In my last blog entry, I had said that the `set`

container was better than a `vector`

container only in the fact that its elements were sorted. Well this gives it a huge advantage when it comes to finding an element. Take a look at the following code snippet that populates a `vector`

, a `list`

and a `set`

with 100,000 randomly generated integers :-

srand((unsigned int)time(0)); srand(rand() + rand() + rand()); vector<int> vecint; list<int> listint; set<int> setint; _tcout << _T("Populating numbers... ") << endl; for(int i=0; i<100000; i++) { if(i%1000 == 0) _tcout << _T("\b\b\b") << i/1000 << _T("%"); int num = rand(); vecint.push_back(num); setint.insert(num); listint.push_back(num); } _tcout << _T("\b\b\b") << _T("100%") << endl << endl;

Here’s some code that generates a 1000 random numbers to search for :-

vector<int> numstofind; for(int i=0; i<1000; i++) numstofind.push_back(vecint[(int)(( (double)rand() / (double) RAND_MAX) * 1000)]);

I wrote a templated function that’ll iterate through the entire collection looking for these numbers :-

template<typename T> int FindNum(T t, vector<int> numstofind, const TCHAR* mesg) { _tcout << mesg << endl; DWORD init = GetTickCount(); for each(int i in numstofind) *find(t.begin(), t.end(), i); DWORD diff = GetTickCount() - init; _tcout << diff << _T(" milliseconds elapsed") << endl << endl; return diff; }

And I call the function for each container class :-

FindNum< vector<int> >(vecint, numstofind, _T("Find numbers in vector")); FindNum< list<int> >(listint, numstofind, _T("Find numbers in list")); FindNum< set<int> >(setint, numstofind, _T("Find numbers in set"));

Here are my results :-

Populating numbers... 100% Find numbers in vector 360 milliseconds elapsed Find numbers in list 441 milliseconds elapsed Find numbers in set 26589 milliseconds elapsed

Hey, something’s wrong.
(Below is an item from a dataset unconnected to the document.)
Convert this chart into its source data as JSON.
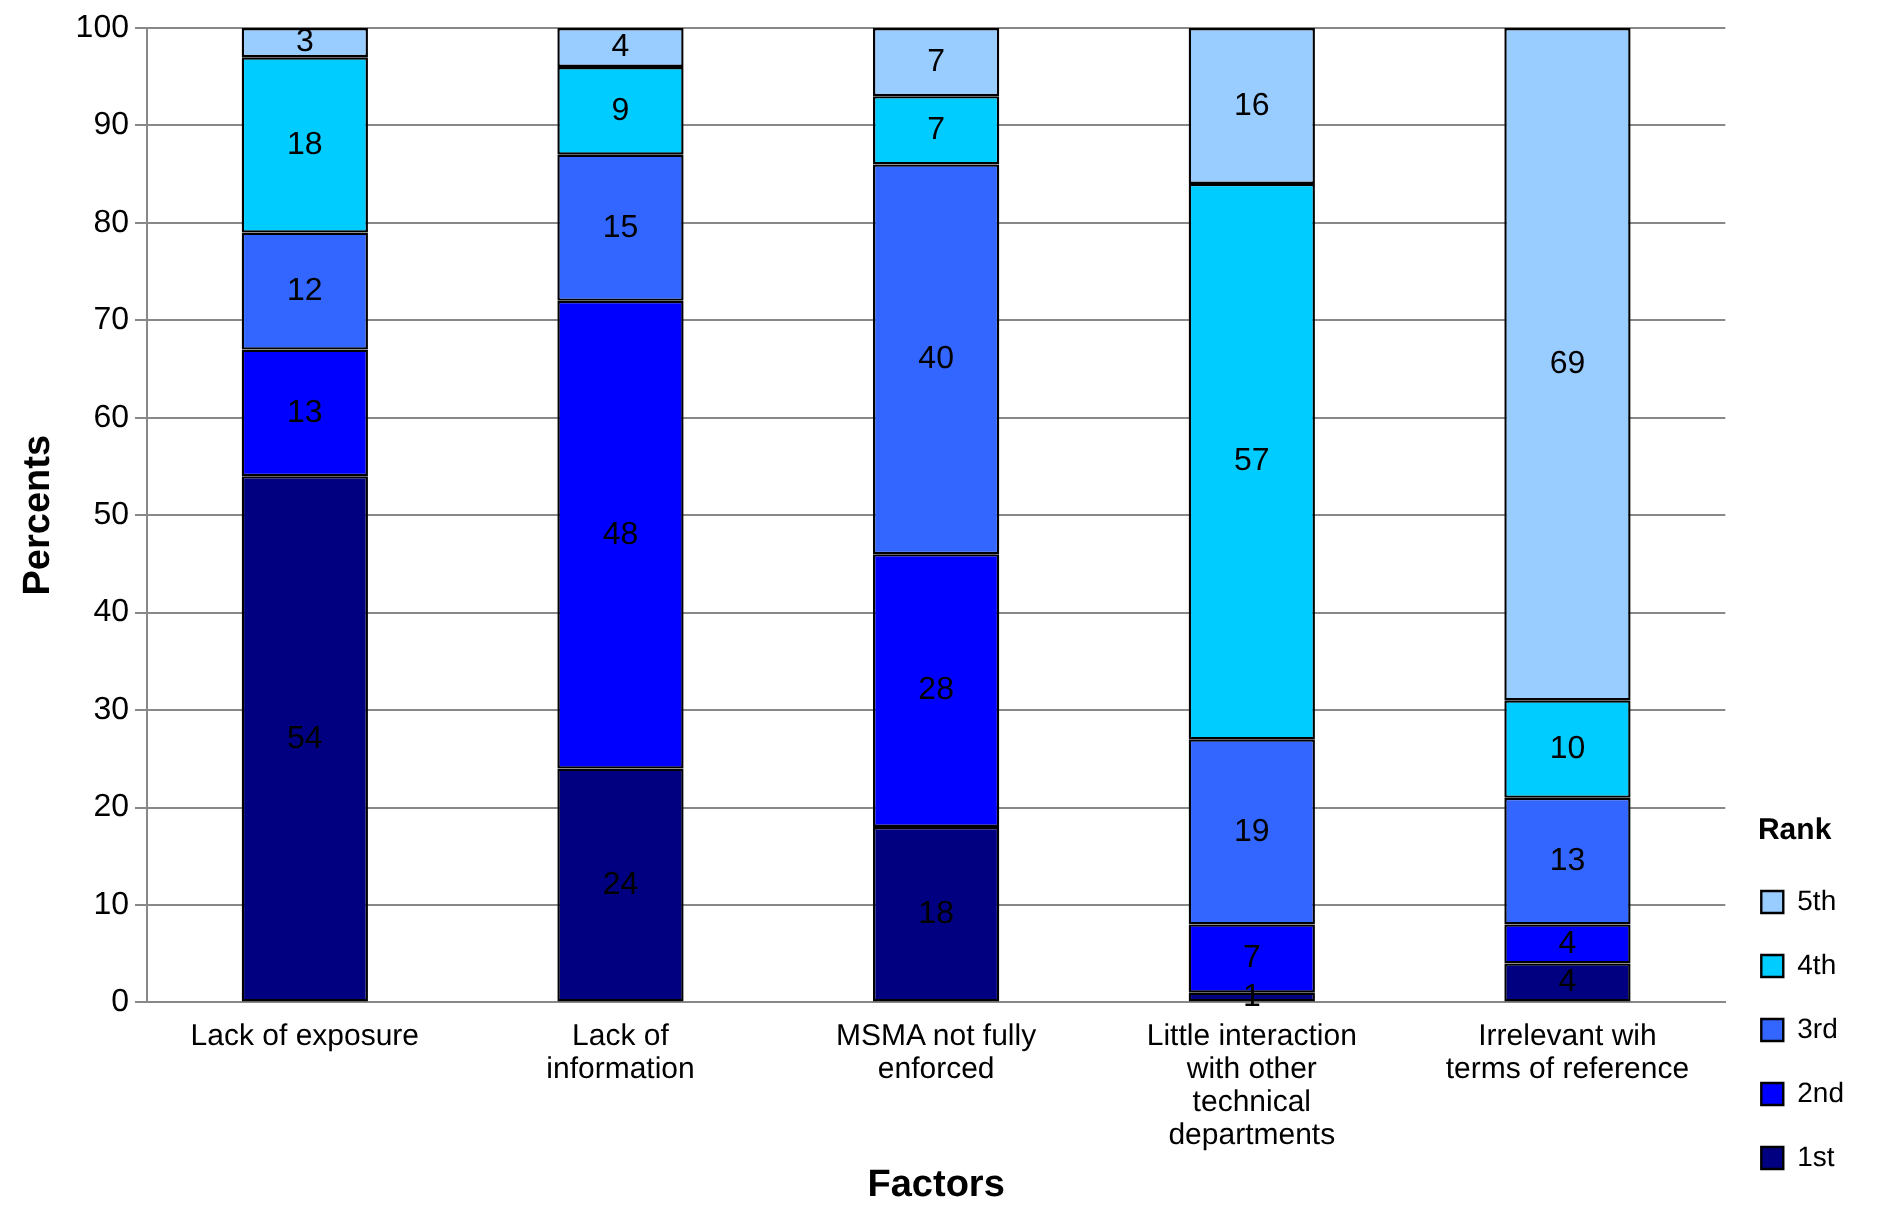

Wasn’t the `set`

container supposed to be a lot faster than `vector`

or `list`

at finding elements? Oops, we’ve used the `find()`

algorithm to find an element which iterates through each element till a match is found. We don’t have to do that for a `set`

, since a `set`

is sorted and has its `find()`

method which we should have used. Here’s a specialization of the above template function for `set`

:-

template<> int FindNum< set<int> >( set<int> t, vector<int> numstofind, const TCHAR* mesg) { _tcout << mesg << _T(" (specialized version for set<int>) ") << endl; DWORD init = GetTickCount(); for each(int i in numstofind) *t.find(i); DWORD diff = GetTickCount() - init; _tcout << diff << _T(" milliseconds elapsed") << endl << endl; return diff; }

Here are the results I got after I added this specialization :-

Populating numbers... 100% Find numbers in vector 360 milliseconds elapsed Find numbers in list 461 milliseconds elapsed Find numbers in set (specialized version for set) 20 milliseconds elapsed

Ah, now we have got the expected results, haven’t we?

If true perf is what you’re after, a sorted vector will actually be faster

than a set for lookup operations. Of course this is only feasible if the data in the set is

constant, since vectors are horrible at deletion. And a hash_set probably beats both of them for large data sets.